Model Merging for Low-Resource ASR

Work with Speech Processing and Auditory Perception Lab at UCLA

Speech foundation models (SFMs) such as Whisper underperform on low-resource domains like children’s speech, where labeled data is scarce and acoustic-linguistic mismatch with the pretraining distribution is large. This work introduces Selective Attention (SA) Merge, a model merging method that combines task vectors from the self-attention matrices of multiple domain-finetuned checkpoints, rather than naively averaging entire models. By restricting the merge to attention parameters, SA Merge preserves the complementary specializations learned during finetuning while avoiding the interference that hurts full-model averaging. Combined with data augmentation, SA Merge produces a 14% relative Word Error Rate reduction and a state-of-the-art WER of 8.69 on the MyST child speech corpus for the Whisper-small model.

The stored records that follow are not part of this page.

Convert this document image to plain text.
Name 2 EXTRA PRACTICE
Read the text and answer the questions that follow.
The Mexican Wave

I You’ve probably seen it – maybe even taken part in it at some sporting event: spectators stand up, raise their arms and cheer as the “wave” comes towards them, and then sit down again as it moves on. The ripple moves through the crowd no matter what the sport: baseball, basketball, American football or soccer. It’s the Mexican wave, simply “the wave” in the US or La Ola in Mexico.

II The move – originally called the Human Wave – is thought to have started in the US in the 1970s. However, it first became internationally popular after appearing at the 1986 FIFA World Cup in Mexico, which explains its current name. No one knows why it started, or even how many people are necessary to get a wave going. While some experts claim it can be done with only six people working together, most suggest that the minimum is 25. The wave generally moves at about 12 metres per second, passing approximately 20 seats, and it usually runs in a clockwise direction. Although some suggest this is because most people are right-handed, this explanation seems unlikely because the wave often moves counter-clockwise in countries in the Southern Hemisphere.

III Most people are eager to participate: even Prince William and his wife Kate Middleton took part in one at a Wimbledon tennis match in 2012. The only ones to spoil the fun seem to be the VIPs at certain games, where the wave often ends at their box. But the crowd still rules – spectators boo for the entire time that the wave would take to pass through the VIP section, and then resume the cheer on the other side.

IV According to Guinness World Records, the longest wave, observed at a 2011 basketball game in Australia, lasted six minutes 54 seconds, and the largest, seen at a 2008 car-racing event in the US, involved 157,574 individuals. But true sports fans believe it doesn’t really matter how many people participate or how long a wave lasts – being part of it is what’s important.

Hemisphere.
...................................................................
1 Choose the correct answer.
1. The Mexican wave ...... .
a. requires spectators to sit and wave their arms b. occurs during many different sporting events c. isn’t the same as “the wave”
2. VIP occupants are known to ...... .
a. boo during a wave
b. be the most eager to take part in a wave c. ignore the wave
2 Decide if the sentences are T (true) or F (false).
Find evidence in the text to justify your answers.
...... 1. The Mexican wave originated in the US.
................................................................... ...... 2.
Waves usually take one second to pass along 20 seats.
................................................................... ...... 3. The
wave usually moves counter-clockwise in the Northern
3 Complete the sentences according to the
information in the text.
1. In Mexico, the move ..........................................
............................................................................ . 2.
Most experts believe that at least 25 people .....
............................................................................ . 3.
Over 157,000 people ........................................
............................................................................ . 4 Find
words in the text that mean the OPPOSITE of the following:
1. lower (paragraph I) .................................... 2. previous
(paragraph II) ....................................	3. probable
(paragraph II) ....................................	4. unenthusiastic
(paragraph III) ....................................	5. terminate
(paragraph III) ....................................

This work was presented at ICASSP 2025, and can be accessed here

A journal extension of this work studies compositional domain adaptation: rather than training a separate model for each combination of distribution shifts (acoustic conditions, speaking style, speaker population), it asks whether the model updates induced by distinct supervision sources can be recombined to generalize to unseen intersections. Using child ASR as a case study, where age-related acoustics and speaking style jointly define a difficult low-resource setting, we propose a structured model merging framework that composes task-specific adaptations without retraining. To enable stable and interpretable composition, we introduce Headwise Selective Attention (HSA) Merge, which restricts parameter arithmetic to the salient attention heads where task-specific adaptations are concentrated. We further demonstrate robustness under acoustic mismatch, cross-corpus transfer, dialectal variation, and when source vectors are derived from synthetic or noisy data. Across Whisper model sizes, HSA Merge consistently outperforms single-source fine-tuning by relative WER of up to 20.6% on child ASR and 29.2% on cross-dialect transfer, indicating that key factors of variation in ASR models behave as partially separable components that structured attention-level merging can recombine.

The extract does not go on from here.